Infrastructure as Code (IaC) is the practice of automating infrastructure provisioning and management using code. Python is widely used in IaC to manage cloud resources, automate deployments, and configure systems.
What You’ll Learn
What is IaC?
Benefits of IaC
Tools for IaC with Python
Writing IaC with Terraform and Python
Automating AWS Infrastructure with Boto3
Using Ansible for Configuration Management
Deploying Kubernetes with Python
1. What is Infrastructure as Code (IaC)?
IaC enables automated infrastructure management through scripts and configuration files instead of manual setup.

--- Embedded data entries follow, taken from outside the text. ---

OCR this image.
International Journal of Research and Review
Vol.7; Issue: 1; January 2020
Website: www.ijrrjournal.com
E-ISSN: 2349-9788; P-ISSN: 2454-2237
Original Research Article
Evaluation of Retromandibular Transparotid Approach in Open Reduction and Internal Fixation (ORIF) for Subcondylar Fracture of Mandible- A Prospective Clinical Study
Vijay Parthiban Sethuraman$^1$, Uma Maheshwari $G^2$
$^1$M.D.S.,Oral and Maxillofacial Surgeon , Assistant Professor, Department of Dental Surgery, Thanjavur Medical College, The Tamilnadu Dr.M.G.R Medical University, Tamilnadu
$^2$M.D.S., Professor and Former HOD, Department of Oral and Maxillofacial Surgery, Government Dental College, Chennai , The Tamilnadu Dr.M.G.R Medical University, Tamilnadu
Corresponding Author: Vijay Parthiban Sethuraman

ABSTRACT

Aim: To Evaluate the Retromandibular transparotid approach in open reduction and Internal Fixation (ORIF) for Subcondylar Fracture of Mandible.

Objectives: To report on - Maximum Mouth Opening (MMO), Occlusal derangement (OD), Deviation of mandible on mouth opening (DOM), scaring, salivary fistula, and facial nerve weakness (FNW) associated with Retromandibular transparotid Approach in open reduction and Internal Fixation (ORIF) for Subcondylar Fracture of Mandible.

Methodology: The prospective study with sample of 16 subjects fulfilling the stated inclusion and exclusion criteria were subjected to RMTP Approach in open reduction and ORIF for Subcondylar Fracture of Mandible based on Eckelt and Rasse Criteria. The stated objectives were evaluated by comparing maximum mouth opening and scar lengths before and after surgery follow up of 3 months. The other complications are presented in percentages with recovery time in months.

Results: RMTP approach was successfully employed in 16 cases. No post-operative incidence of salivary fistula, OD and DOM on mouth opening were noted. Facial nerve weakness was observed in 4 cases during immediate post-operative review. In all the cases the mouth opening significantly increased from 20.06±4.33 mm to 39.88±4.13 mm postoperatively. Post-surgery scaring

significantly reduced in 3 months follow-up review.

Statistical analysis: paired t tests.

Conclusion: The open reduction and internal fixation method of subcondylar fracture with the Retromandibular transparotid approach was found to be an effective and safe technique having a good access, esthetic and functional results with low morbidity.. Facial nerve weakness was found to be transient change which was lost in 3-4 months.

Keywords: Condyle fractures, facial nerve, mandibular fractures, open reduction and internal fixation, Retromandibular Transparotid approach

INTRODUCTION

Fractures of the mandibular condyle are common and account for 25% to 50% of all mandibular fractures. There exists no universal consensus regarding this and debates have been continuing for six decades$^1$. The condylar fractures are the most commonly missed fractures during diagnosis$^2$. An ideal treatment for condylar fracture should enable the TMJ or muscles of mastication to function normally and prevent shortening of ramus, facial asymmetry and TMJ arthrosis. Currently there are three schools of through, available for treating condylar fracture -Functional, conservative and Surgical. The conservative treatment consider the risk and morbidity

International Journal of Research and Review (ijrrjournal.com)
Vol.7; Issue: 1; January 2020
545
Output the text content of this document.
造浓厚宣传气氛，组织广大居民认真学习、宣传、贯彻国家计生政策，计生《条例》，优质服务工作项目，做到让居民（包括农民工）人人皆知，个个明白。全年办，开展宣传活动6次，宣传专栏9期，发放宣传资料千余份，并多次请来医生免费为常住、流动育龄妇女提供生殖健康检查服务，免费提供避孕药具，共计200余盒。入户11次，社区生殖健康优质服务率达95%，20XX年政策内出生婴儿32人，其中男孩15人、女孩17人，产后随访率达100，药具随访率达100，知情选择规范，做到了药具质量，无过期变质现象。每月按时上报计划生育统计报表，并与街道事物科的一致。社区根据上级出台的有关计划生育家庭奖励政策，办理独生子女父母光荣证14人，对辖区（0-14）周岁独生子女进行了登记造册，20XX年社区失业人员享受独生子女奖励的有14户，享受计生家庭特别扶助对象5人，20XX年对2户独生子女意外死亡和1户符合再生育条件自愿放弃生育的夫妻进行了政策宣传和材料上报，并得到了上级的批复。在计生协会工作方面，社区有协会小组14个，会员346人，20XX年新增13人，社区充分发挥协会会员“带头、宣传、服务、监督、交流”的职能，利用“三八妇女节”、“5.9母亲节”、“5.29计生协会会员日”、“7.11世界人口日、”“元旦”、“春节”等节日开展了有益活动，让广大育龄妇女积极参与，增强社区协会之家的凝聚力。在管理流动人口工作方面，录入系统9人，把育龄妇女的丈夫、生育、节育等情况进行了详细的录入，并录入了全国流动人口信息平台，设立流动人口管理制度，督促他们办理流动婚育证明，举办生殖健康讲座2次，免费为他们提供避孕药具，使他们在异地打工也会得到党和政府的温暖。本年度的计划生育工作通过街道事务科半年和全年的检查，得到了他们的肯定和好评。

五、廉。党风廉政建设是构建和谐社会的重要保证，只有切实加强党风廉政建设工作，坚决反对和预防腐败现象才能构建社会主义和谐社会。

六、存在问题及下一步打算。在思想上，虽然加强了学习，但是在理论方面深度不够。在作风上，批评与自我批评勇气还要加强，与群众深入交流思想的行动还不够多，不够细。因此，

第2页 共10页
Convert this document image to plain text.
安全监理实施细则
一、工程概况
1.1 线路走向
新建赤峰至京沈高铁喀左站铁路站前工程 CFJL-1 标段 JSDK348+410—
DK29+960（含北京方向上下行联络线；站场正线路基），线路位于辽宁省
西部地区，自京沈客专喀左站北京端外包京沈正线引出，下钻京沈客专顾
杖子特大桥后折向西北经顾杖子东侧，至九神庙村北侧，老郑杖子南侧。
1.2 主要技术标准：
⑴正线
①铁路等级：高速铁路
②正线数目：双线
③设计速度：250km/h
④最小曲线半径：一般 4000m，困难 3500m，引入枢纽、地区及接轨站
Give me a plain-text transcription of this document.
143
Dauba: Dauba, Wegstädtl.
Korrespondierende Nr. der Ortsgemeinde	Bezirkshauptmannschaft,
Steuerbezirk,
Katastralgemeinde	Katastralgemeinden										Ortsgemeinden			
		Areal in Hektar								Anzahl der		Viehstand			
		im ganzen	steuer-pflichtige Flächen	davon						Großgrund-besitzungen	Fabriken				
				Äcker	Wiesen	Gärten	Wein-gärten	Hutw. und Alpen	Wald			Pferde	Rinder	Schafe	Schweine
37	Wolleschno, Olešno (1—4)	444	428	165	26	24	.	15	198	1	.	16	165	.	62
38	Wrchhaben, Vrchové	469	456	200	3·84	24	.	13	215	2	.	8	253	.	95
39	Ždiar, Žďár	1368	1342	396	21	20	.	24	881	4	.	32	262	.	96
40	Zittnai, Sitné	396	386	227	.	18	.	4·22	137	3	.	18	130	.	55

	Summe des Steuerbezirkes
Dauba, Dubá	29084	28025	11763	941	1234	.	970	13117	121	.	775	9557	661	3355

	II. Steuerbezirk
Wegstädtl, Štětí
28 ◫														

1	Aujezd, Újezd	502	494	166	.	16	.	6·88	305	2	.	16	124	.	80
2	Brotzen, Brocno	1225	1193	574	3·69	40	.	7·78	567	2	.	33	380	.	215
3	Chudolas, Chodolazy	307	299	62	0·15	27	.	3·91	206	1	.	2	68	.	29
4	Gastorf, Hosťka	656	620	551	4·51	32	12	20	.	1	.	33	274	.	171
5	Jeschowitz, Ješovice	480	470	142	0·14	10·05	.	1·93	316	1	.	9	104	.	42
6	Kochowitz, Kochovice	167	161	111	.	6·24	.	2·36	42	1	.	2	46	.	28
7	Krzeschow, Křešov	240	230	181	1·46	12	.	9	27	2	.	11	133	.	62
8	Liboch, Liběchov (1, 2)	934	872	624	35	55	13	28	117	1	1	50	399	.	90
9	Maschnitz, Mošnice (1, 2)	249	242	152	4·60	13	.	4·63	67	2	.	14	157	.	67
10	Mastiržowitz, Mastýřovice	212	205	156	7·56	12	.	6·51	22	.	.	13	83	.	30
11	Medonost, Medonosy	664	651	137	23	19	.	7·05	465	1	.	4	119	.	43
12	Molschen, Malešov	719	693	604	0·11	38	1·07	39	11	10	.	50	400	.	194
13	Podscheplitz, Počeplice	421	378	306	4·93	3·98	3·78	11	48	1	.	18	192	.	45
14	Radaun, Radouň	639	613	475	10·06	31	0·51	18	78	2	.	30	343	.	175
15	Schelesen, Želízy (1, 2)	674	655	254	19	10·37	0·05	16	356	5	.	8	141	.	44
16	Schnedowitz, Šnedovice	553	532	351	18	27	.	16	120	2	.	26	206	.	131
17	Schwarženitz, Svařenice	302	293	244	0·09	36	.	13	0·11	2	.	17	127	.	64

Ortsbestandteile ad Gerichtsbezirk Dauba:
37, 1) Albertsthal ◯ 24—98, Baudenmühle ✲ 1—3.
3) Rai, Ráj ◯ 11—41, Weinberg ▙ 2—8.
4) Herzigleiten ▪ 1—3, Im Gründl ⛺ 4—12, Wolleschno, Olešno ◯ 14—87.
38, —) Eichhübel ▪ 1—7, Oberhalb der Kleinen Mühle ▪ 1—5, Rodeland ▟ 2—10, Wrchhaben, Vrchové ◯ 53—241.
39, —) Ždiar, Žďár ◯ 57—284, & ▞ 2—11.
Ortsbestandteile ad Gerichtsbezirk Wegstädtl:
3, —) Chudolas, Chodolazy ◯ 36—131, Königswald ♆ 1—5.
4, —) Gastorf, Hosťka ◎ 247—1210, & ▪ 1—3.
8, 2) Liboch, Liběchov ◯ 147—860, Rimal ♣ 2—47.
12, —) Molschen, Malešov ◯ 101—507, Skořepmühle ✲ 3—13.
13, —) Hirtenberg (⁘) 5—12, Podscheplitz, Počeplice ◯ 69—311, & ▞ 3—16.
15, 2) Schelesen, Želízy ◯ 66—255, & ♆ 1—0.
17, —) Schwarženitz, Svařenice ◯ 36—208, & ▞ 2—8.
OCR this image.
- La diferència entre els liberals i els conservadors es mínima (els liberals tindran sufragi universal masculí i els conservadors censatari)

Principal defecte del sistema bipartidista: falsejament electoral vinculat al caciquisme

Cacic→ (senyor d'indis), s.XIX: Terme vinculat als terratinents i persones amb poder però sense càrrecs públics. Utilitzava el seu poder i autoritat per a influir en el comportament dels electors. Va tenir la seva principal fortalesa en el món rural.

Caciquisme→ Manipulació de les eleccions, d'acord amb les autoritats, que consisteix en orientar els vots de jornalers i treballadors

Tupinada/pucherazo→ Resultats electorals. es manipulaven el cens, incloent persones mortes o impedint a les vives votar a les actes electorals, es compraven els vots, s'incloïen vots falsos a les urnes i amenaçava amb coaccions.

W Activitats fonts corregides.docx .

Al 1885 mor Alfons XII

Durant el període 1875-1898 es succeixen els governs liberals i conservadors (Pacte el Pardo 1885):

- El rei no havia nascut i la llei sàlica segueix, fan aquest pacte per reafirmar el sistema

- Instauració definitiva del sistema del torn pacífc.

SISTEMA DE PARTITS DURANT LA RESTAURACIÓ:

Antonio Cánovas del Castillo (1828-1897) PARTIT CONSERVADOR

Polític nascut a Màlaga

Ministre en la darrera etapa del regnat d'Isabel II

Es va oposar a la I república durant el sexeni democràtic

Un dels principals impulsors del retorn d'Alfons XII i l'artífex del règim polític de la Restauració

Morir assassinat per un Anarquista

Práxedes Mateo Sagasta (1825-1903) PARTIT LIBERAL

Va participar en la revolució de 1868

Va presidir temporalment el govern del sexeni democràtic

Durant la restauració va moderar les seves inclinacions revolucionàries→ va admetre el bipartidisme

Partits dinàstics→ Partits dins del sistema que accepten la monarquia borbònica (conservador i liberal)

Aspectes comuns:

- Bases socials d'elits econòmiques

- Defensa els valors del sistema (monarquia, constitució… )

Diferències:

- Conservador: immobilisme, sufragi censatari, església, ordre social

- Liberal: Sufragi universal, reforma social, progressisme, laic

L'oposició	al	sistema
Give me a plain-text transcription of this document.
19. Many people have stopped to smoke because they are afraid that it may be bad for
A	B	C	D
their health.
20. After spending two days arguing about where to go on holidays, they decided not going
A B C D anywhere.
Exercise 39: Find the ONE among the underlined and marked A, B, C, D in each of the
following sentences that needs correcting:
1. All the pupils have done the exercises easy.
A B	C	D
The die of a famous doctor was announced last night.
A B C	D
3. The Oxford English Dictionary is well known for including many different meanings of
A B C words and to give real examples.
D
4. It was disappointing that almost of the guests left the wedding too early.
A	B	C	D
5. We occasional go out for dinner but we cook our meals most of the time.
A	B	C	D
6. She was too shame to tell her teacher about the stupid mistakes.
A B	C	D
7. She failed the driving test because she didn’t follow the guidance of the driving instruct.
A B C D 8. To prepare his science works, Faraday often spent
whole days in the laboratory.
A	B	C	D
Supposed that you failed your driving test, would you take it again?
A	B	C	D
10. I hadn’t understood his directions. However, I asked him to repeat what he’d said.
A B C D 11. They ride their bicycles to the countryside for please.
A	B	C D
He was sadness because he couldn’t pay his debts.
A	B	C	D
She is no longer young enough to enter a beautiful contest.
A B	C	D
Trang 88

Instead of using a GUI or CLI to configure servers, you define everything in code.
Popular cloud providers like AWS, Azure, and GCP support IaC.
Python simplifies automation, making infrastructure deployment fast, repeatable, and scalable.
2. Benefits of IaC
✔ Automation: No manual intervention needed.
✔ Scalability: Easily manage multiple environments (dev, staging, production).
✔ Consistency: Eliminates configuration drift.
✔ Version Control: Store infrastructure code in Git.
✔ Cost Efficiency: Quickly scale up/down based on demand.
3. Tools for IaC with Python
3.1 Terraform
Infrastructure provisioning tool that works with AWS, Azure, GCP.
✔ Define infrastructure in .tf
files.
✔ Use Python scripts to interact with Terraform.
3.2 AWS Boto3
AWS SDK for Python to automate cloud resources.
✔ Manage EC2, S3, IAM, Lambda, RDS, etc.
3.3 Ansible
Configuration management tool using YAML playbooks.
✔ Automates server setup and app deployments.
3.4 Kubernetes Python Client
Manages Kubernetes clusters with Python scripts.
✔ Automate deployments, scaling, and networking.
4. Using Terraform with Python
4.1 Install Terraform and Python SDK
pip install python-terraform
4.2 Write Terraform Script (main.tf
)
provider "aws" {
region = "us-east-1"
}
resource "aws_instance" "web" {
ami = "ami-12345678"
instance_type = "t2.micro"
}
4.3 Execute Terraform with Python
from python_terraform import Terraform
tf = Terraform()
tf.init()
tf.apply(skip_plan=True)
This will create an AWS EC2 instance using Terraform with Python.
5. Automating AWS with Boto3
5.1 Install Boto3
pip install boto3
5.2 Create an EC2 Instance with Python
import boto3
ec2 = boto3.client('ec2', region_name='us-east-1')
response = ec2.run_instances(
ImageId='ami-12345678',
InstanceType='t2.micro',
MinCount=1,
MaxCount=1
)
print("EC2 Instance Created:", response['Instances'][0]['InstanceId'])
This script launches an EC2 instance in AWS.
6. Configuration Management with Ansible
6.1 Install Ansible and Python API
pip install ansible
6.2 Ansible Playbook (setup.yml
)
- hosts: all
tasks:
- name: Install Nginx
apt:
name: nginx
state: present
6.3 Run Ansible with Python
import ansible_runner
result = ansible_runner.run(private_data_dir='.', playbook='setup.yml')
print(result.status)
This installs Nginx on all specified servers.
7. Deploying Kubernetes with Python
7.1 Install Kubernetes Python Client
pip install kubernetes
7.2 Deploy an Application to Kubernetes
from kubernetes import client, config
config.load_kube_config()
v1 = client.CoreV1Api()
deployment = client.V1Deployment(
metadata=client.V1ObjectMeta(name="nginx-deployment"),
spec=client.V1DeploymentSpec(
replicas=2,
selector={"matchLabels": {"app": "nginx"}},
template=client.V1PodTemplateSpec(
metadata={"labels": {"app": "nginx"}},
spec=client.V1PodSpec(
containers=[client.V1Container(
name="nginx",
image="nginx:latest",
ports=[client.V1ContainerPort(container_port=80)]
)]
)
)
)
)
apps_v1 = client.AppsV1Api()
apps_v1.create_namespaced_deployment(namespace="default", body=deployment)
print("Nginx Deployment Created!")
This script deploys an Nginx app to a Kubernetes cluster.